Digital signal processing is prevalent in numerous types of contemporary technologies, and it involves various types of devices, signals, and evaluations or operations. For example, devices involved in signal processing may include a general purpose digital signal processor (“DSP”), an application specific processor, (“ASP”), an application specific integrated circuit (“ASIC”), a microprocessor, or still others. The types of processed signals may include various types of signals, where audio signals are one relevant example for reasons detailed below. The operations on these signals may include numerous logic and arithmetic-type operations, where such operations may occur with a general purpose arithmetic logic unit or dedicated hardware/software included within the device performing the signal processing. The present embodiments arise within these contexts, as further explored below.

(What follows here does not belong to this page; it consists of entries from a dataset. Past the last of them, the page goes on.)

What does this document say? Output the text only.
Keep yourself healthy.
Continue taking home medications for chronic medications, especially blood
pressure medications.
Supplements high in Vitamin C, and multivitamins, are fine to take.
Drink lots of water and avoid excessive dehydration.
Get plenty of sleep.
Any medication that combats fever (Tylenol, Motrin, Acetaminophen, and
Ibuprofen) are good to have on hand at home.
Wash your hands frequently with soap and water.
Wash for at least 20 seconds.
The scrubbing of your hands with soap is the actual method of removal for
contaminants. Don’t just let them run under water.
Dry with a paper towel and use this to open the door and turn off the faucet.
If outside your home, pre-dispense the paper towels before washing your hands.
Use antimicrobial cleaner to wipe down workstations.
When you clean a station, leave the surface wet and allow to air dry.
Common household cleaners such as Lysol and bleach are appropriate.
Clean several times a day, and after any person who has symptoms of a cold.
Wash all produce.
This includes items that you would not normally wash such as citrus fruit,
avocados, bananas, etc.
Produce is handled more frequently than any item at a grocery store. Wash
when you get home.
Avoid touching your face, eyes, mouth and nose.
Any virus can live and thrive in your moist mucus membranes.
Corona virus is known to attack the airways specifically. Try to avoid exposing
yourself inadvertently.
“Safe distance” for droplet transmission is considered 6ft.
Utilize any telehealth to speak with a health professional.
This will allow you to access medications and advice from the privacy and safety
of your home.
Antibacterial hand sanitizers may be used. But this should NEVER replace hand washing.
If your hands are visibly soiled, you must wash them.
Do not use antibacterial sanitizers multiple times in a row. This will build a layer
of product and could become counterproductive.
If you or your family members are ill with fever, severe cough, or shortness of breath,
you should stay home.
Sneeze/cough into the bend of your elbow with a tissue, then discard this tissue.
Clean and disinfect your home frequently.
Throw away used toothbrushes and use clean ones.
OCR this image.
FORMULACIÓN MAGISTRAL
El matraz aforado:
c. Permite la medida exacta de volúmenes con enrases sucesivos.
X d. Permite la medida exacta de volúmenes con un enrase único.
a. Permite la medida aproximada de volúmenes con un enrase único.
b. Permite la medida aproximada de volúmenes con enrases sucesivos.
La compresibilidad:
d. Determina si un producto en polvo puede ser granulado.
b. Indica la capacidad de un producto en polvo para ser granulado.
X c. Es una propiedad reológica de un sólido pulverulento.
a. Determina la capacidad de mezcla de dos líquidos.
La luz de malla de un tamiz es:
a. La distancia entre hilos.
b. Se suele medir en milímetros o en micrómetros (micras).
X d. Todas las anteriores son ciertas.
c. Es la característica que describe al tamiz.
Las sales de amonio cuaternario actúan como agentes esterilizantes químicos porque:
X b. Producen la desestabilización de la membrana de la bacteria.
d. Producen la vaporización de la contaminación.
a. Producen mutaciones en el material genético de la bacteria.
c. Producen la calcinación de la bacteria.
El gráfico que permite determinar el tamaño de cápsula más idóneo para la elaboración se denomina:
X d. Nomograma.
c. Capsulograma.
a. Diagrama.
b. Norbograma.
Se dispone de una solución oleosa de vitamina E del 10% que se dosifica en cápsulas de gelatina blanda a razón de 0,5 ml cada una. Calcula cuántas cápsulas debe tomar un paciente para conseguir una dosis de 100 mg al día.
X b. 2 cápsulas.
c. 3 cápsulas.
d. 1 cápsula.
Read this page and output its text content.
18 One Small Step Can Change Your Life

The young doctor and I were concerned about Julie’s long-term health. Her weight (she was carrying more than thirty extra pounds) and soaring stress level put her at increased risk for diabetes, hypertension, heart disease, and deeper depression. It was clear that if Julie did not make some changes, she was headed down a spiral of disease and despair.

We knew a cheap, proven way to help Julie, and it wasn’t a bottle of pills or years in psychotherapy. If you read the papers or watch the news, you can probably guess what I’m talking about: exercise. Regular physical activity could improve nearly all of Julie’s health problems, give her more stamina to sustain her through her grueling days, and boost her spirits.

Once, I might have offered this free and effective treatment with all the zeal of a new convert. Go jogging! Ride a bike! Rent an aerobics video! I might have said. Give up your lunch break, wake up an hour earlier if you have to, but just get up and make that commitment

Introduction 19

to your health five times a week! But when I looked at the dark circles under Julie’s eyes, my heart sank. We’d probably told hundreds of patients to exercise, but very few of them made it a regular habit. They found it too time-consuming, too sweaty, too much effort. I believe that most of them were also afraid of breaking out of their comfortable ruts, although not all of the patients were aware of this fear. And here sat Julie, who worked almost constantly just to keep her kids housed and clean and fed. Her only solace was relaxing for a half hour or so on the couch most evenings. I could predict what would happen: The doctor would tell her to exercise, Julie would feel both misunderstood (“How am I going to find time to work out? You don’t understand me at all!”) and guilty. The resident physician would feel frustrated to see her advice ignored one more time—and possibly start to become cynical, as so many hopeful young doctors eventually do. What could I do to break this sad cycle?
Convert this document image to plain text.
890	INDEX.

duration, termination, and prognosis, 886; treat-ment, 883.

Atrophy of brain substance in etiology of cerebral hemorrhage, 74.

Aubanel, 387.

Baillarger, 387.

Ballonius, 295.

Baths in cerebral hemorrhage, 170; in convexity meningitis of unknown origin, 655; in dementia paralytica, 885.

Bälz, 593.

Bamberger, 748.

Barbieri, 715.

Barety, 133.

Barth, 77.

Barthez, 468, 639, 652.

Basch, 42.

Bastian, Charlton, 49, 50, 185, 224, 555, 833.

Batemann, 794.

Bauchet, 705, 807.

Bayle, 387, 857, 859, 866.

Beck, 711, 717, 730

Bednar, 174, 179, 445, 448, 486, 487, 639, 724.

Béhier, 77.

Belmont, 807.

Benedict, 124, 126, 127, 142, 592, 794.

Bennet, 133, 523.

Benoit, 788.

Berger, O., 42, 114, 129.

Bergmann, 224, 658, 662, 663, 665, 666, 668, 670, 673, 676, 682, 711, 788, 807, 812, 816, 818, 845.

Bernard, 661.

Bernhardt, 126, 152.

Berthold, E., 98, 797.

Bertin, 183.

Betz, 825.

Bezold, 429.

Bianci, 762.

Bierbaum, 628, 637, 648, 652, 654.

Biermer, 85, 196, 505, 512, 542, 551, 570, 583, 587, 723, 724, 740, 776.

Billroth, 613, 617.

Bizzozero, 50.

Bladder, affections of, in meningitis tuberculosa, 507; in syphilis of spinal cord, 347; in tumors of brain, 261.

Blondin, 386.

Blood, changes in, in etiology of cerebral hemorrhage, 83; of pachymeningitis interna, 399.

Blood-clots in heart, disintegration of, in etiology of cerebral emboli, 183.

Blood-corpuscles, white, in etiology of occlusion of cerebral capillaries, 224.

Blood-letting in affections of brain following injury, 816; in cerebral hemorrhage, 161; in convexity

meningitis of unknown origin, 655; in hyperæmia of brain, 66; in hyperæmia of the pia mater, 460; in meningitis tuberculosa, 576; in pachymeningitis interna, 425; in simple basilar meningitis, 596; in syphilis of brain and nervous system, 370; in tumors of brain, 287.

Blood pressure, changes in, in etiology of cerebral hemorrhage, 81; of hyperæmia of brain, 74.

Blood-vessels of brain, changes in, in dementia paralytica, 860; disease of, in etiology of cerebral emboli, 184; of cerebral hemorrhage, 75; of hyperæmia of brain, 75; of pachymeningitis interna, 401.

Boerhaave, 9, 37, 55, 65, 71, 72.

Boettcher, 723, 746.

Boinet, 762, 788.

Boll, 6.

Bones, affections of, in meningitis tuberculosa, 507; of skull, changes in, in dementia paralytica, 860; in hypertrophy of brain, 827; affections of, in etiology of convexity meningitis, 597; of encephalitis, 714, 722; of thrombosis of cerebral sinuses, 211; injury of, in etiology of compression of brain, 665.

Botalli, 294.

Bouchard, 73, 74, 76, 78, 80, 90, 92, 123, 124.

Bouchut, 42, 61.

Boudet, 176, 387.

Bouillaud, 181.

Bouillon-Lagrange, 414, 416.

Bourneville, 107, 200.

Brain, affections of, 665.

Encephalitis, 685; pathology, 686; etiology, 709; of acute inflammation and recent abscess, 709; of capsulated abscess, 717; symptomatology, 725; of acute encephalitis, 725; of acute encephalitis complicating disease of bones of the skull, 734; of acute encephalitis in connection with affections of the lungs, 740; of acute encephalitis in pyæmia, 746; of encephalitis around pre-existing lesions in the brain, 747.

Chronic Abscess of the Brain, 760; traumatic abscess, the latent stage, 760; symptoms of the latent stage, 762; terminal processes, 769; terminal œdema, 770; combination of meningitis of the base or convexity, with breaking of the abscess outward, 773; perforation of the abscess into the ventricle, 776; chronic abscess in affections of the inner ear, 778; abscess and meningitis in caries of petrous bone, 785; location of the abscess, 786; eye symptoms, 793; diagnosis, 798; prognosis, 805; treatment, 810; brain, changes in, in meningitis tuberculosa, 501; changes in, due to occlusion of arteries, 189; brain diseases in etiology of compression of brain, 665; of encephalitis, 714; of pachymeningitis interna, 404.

Given the various device types, signals, and operations involved in signal processing, it is recognized in connection with the present embodiments that the precision involved with some types of signal processing may be between the highest levels demanded in some contexts and the lower levels allowed in others. For example, the precision expected of a mathematical calculation performed by a hand held calculator or central processing unit may be considered to define a standard that is relatively high, while the precision required of some other signal processing may be lower than this high standard. One example where lower precision in signal processing may arise is in an audio signal processor or processing system. Such a system may perform various signal processes and then in response output an audio signal to be played by a speaker or the like. Since the human ear is forgiving of various signal fluctuations, then likewise the signal processing involved may have a lesser standard of precision than is required of the above-mentioned examples of a hand held calculator or central processing unit. However, some audio applications may demand or at least benefit from slight or greater than slight improvements in sound signal processing. Consequently, the present embodiments have particular application for this and other instances of signal processing that require a moderate level of signal evaluation precision between the extremes of high and low precision.
By way of further background, note that some contemporary digital processing systems implement relatively costly solutions to signal processing. For example, the present embodiments provide approximations to the functions of logarithms and inverse logarithms. Thus, where the present embodiments are not used, alternative systems may require sophisticated arithmetic logic units or the like to perform these functions. Such approaches may cause numerous problems, such as increasing device size, complexity, and consequently, device cost. Moreover, in some implementations these increases are simply unacceptable, in which case designs in their entirety may have to be discarded or, at a minimum, considerably altered given the overall system specifications.
By way of still further background, the present inventor has previously invented what is described in U.S. Pat. No. 6,289,367 (hereafter, “the '367 Patent”), issued Sep. 11, 2001, entitled, “Digital signal processing circuits, systems, and method implementing approximations for logarithm and inverse logarithm”, and hereby incorporated herein by reference. As its title suggests, the inventive teachings of the '367 Patent are directed to approximations for the logarithm and inverse logarithm functions. In the '367 Patent, the concept of a “most significant digit” is described, which also is detailed below and has application in the present preferred embodiments. The '367 Patent also teaches that a logarithm can be broken into an integer and decimal portion, where the integer is identified in the Patent by locating the MSD and then additional operations are performed with respect to the determining the decimal portion or an approximation thereof. By way of contrast, the preferred embodiments also identify the MSD, but thereafter alternative steps are used to obtain greater precision in the logarithm approximation as opposed to that in the '367 Patent.
In view of the above, there arises a need to address the drawbacks of prior systems which require complex implementations to determine logarithmic functions and, when needed, to improve the precision provided by the '367 Patent. The preferred embodiments are directed to these concerns.